The unsupervised analysis section provides several methods for clustering and visualization of unlabeled data. These algorithms are designed for data exploration through revealing groups of similar samples (clusters) without information of existing groups. Using these methods, unknown classes inherent in the data samples can be revealed by analyzing their similarities based on chosen input features. 

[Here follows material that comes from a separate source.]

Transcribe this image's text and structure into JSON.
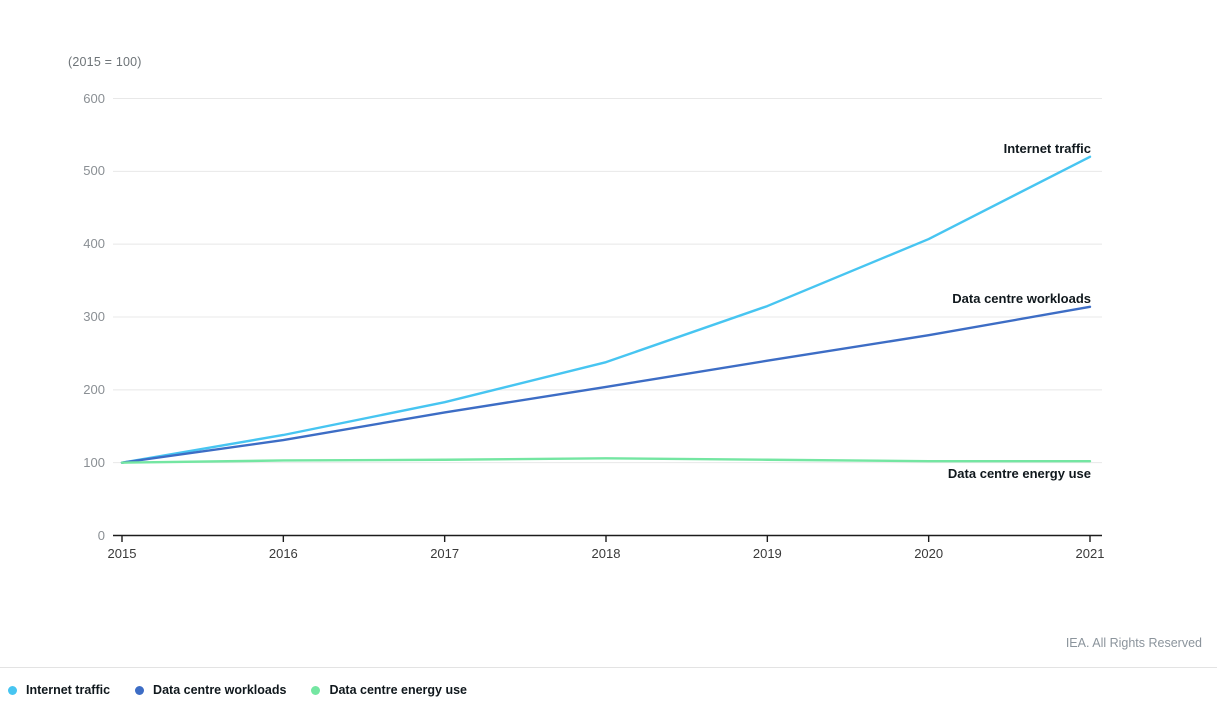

Principal component analysis (PCA) is a statistical procedure that uses an orthogonal transformation to convert a set of observations of possibly correlated variables into a set of values of linearly uncorrelated variables called principal components. Therefore, PCA analysis plots gene profiles on a 2D plane, generating a visual graph where it is easy to see groups that are associated. Components are the underlying structure in the data.

K-means is one of the most widely used data clustering algorithms. In k-means we take a number of clusters k as an input parameter and randomly select k initial “cluster centroids” in the feature space. Then each data point is attributed to the cluster associated with the nearest centroid. After that, the position of each cluster centroid is updated to the mean of its assigned data points. After changing the position of the cluster centroids, some data points may be assigned to a new nearest cluster centroid, and the next iteration begins. The process continues until convergence (no data points are reassigned) or reaching a predefined stop condition (e.g., reaching maximum number of iterations). Note that k-means starts with random initialization, and thus different runs on the same data with the same parameters may give different results. This facet should be kept in mind and multiple runs of k-means should be performed with subsequent analysis of consistency of resulting clustering.

BIRCH (balanced iterative reducing and clustering using hierarchies) is an unsupervised data mining algorithm used to perform hierarchical clustering over particularly large data-sets. With modifications, it can also be used to accelerate k-means clustering and Gaussian mixture modeling with the expectation–maximization algorithm.

An advantage of BIRCH is its ability to incrementally and dynamically cluster incoming, multi-dimensional metric data points in an attempt to produce the best quality clustering for a given set of resources (memory and time constraints). In most cases, BIRCH only requires a single scan of the database.